Canyon country is organic in another way, another image tugging for attention. Now I see clusters of vertical things, each in a familiar proportion, sometimes in large groups, sometimes standing off by themselves. Listen to that metaphor: standing by themselves. Canyon country feels like people. We are never alone here, always accompanied by great and small crowds of familiar figures. They are each individual, unique and special. Each is worth knowing and loving for itself, for its own personality and message, yet is lost in a great crowd. Canyon country is ourselves.

Each one of these figures is a gem unto itself, a gorgeous thing to contemplate. Yet, like a great museum or an All-Star team, the merely magnificent and simply splendid become mundane. What a shame. Each of these should be off by itself, to be encountered separately. Maybe we should encourage a certain kind of vandalism after all. We should each take one of these wonders home for our patios or fire escapes. Maybe that's the magic wand, the fairy dust. If each of us had a piece of this beautiful mystery to contemplate, this wisdom to inspire our daily acts, maybe we'd be kinder to each other and to our Mother Earth.
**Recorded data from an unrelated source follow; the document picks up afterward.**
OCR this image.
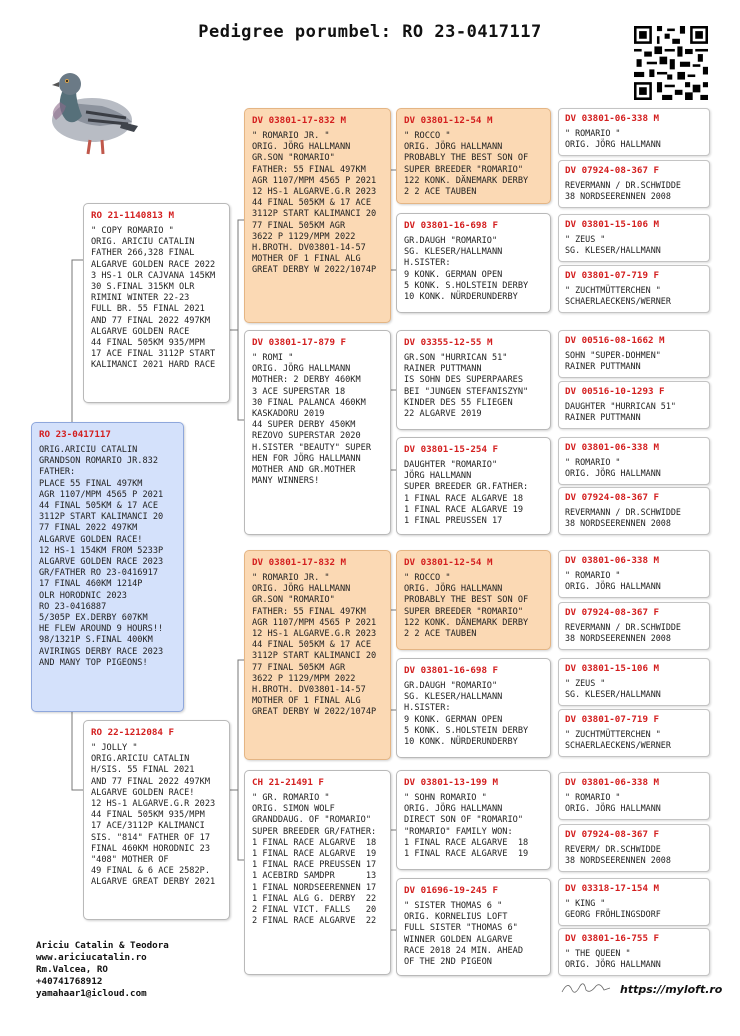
Pedigree porumbel: RO 23-0417117
RO 23-0417117
ORIG.ARICIU CATALIN
GRANDSON ROMARIO JR.832
FATHER:
PLACE 55 FINAL 497KM
AGR 1107/MPM 4565 P 2021
44 FINAL 505KM & 17 ACE
3112P START KALIMANCI 20
77 FINAL 2022 497KM
ALGARVE GOLDEN RACE!
12 HS-1 154KM FROM 5233P
ALGARVE GOLDEN RACE 2023
GR/FATHER RO 23-0416917
17 FINAL 460KM 1214P
OLR HORODNIC 2023
RO 23-0416887
5/305P EX.DERBY 607KM
HE FLEW AROUND 9 HOURS!!
98/1321P S.FINAL 400KM
AVIRINGS DERBY RACE 2023
AND MANY TOP PIGEONS!
RO 21-1140813 M
" COPY ROMARIO "
ORIG. ARICIU CATALIN
FATHER 266,328 FINAL
ALGARVE GOLDEN RACE 2022
3 HS-1 OLR CAJVANA 145KM
30 S.FINAL 315KM OLR
RIMINI WINTER 22-23
FULL BR. 55 FINAL 2021
AND 77 FINAL 2022 497KM
ALGARVE GOLDEN RACE
44 FINAL 505KM 935/MPM
17 ACE FINAL 3112P START
KALIMANCI 2021 HARD RACE
RO 22-1212084 F
" JOLLY "
ORIG.ARICIU CATALIN
H/SIS. 55 FINAL 2021
AND 77 FINAL 2022 497KM
ALGARVE GOLDEN RACE!
12 HS-1 ALGARVE.G.R 2023
44 FINAL 505KM 935/MPM
17 ACE/3112P KALIMANCI
SIS. "814" FATHER OF 17
FINAL 460KM HORODNIC 23
"408" MOTHER OF
49 FINAL & 6 ACE 2582P.
ALGARVE GREAT DERBY 2021
DV 03801-17-832 M
" ROMARIO JR. "
ORIG. JÖRG HALLMANN
GR.SON "ROMARIO"
FATHER: 55 FINAL 497KM
AGR 1107/MPM 4565 P 2021
12 HS-1 ALGARVE.G.R 2023
44 FINAL 505KM & 17 ACE
3112P START KALIMANCI 20
77 FINAL 505KM AGR
3622 P 1129/MPM 2022
H.BROTH. DV03801-14-57
MOTHER OF 1 FINAL ALG
GREAT DERBY W 2022/1074P
DV 03801-17-879 F
" ROMI "
ORIG. JÖRG HALLMANN
MOTHER: 2 DERBY 460KM
3 ACE SUPERSTAR 18
30 FINAL PALANCA 460KM
KASKADORU 2019
44 SUPER DERBY 450KM
REZOVO SUPERSTAR 2020
H.SISTER "BEAUTY" SUPER
HEN FOR JÖRG HALLMANN
MOTHER AND GR.MOTHER
MANY WINNERS!
DV 03801-17-832 M
" ROMARIO JR. "
ORIG. JÖRG HALLMANN
GR.SON "ROMARIO"
FATHER: 55 FINAL 497KM
AGR 1107/MPM 4565 P 2021
12 HS-1 ALGARVE.G.R 2023
44 FINAL 505KM & 17 ACE
3112P START KALIMANCI 20
77 FINAL 505KM AGR
3622 P 1129/MPM 2022
H.BROTH. DV03801-14-57
MOTHER OF 1 FINAL ALG
GREAT DERBY W 2022/1074P
CH 21-21491 F
" GR. ROMARIO "
ORIG. SIMON WOLF
GRANDDAUG. OF "ROMARIO"
SUPER BREEDER GR/FATHER:
1 FINAL RACE ALGARVE  18
1 FINAL RACE ALGARVE  19
1 FINAL RACE PREUSSEN 17
1 ACEBIRD SAMDPR      13
1 FINAL NORDSEERENNEN 17
1 FINAL ALG G. DERBY  22
2 FINAL VICT. FALLS   20
2 FINAL RACE ALGARVE  22
DV 03801-12-54 M
" ROCCO "
ORIG. JÖRG HALLMANN
PROBABLY THE BEST SON OF
SUPER BREEDER "ROMARIO"
122 KONK. DÄNEMARK DERBY
2 2 ACE TAUBEN
DV 03801-16-698 F
GR.DAUGH "ROMARIO"
SG. KLESER/HALLMANN
H.SISTER:
9 KONK. GERMAN OPEN
5 KONK. S.HOLSTEIN DERBY
10 KONK. NÜRDERUNDERBY
DV 03355-12-55 M
GR.SON "HURRICAN 51"
RAINER PUTTMANN
IS SOHN DES SUPERPAARES
BEI "JUNGEN STEFANISZYN"
KINDER DES 55 FLIEGEN
22 ALGARVE 2019
DV 03801-15-254 F
DAUGHTER "ROMARIO"
JÖRG HALLMANN
SUPER BREEDER GR.FATHER:
1 FINAL RACE ALGARVE 18
1 FINAL RACE ALGARVE 19
1 FINAL PREUSSEN 17
DV 03801-12-54 M
" ROCCO "
ORIG. JÖRG HALLMANN
PROBABLY THE BEST SON OF
SUPER BREEDER "ROMARIO"
122 KONK. DÄNEMARK DERBY
2 2 ACE TAUBEN
DV 03801-16-698 F
GR.DAUGH "ROMARIO"
SG. KLESER/HALLMANN
H.SISTER:
9 KONK. GERMAN OPEN
5 KONK. S.HOLSTEIN DERBY
10 KONK. NÜRDERUNDERBY
DV 03801-13-199 M
" SOHN ROMARIO "
ORIG. JÖRG HALLMANN
DIRECT SON OF "ROMARIO"
"ROMARIO" FAMILY WON:
1 FINAL RACE ALGARVE  18
1 FINAL RACE ALGARVE  19
DV 01696-19-245 F
" SISTER THOMAS 6 "
ORIG. KORNELIUS LOFT
FULL SISTER "THOMAS 6"
WINNER GOLDEN ALGARVE
RACE 2018 24 MIN. AHEAD
OF THE 2ND PIGEON
DV 03801-06-338 M
" ROMARIO "
ORIG. JÖRG HALLMANN
DV 07924-08-367 F
REVERMANN / DR.SCHWIDDE
38 NORDSEERENNEN 2008
DV 03801-15-106 M
" ZEUS "
SG. KLESER/HALLMANN
DV 03801-07-719 F
" ZUCHTMÜTTERCHEN "
SCHAERLAECKENS/WERNER
DV 00516-08-1662 M
SOHN "SUPER-DOHMEN"
RAINER PUTTMANN
DV 00516-10-1293 F
DAUGHTER "HURRICAN 51"
RAINER PUTTMANN
DV 03801-06-338 M
" ROMARIO "
ORIG. JÖRG HALLMANN
DV 07924-08-367 F
REVERMANN / DR.SCHWIDDE
38 NORDSEERENNEN 2008
DV 03801-06-338 M
" ROMARIO "
ORIG. JÖRG HALLMANN
DV 07924-08-367 F
REVERMANN / DR.SCHWIDDE
38 NORDSEERENNEN 2008
DV 03801-15-106 M
" ZEUS "
SG. KLESER/HALLMANN
DV 03801-07-719 F
" ZUCHTMÜTTERCHEN "
SCHAERLAECKENS/WERNER
DV 03801-06-338 M
" ROMARIO "
ORIG. JÖRG HALLMANN
DV 07924-08-367 F
REVERM/ DR.SCHWIDDE
38 NORDSEERENNEN 2008
DV 03318-17-154 M
" KING "
GEORG FRÖHLINGSDORF
DV 03801-16-755 F
" THE QUEEN "
ORIG. JÖRG HALLMANN
Ariciu Catalin & Teodora
www.ariciucatalin.ro
Rm.Valcea, RO
+40741768912
yamahaar1@icloud.com	https://myloft.ro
Let's take this country to heart.

Canyon country is the American Earth, yet not Earth but alien and universal. The landscape is, after all, not the plains, mountains, forests and seas celebrated in our anthems. It is a moonscape (of the wrong color), or how we might imagine Mars. Science fiction films of alien universes could be made here, and probably have been. It broadens our horizons, reminding us that the universe is more than just the Earth.

Even the figures. On closer inspection they're not quite human. Though familiarly organic, they are alien life forms, some less humanoid than others. Every creature that has ever been featured in a sci-fi flic or described in a science fiction story can be found here - and a lot more nobody's dreamed of yet. They might be creatures of the farthest stars and planets. Every thing in the universe is sculptured somewhere in canyon country

Canyon country brings a range of perspectives. It spans eons and instants. It is inherently American, it is a manifestation of the whole Earth itself, and it mirrors the whole of the universe.

So what are we to think of Earth and People?

July is a bad time to experience the solitary grandeur, the grand solitude, of canyon country. It gets worse every year. Scenic trails become ant trails, parking lots overflow, motors idle to air condition empty tour buses, and video cameras spool miles of tape every minute.

Part of it must be due to the increasing affluence of the American upper middle class. Part of it is also due to the weak American dollar - German seems to be the native tongue on the tourist circuit. Part of it, though, must also be an ironic backlash of the environmental movement itself. Now that we've raised our consciousness, we all want to experience what we've learned to care about. Of course that's right, and we're all entitled to it. But things were best when most people ignored and avoided the wilderness. Now we just might love it to death.

What is the right use of canyon country? How can people love it and leave it alone? How can people, so many of them, commune privately and directly with nature? Good people tour the canyons, hiking, floating, motoring among the red walls. They care for the earth and the water, and that is good. But they also bring their society and their technology. They don't always hear the silence, and the wind rustling, and the call of the wren and the cicada. They don't feel the strength of simplicity, the Indian way of bearing the heat, eating simply, traveling light. Things change. The way of people living with the Earth is changing. It is good that people care, but something is lost.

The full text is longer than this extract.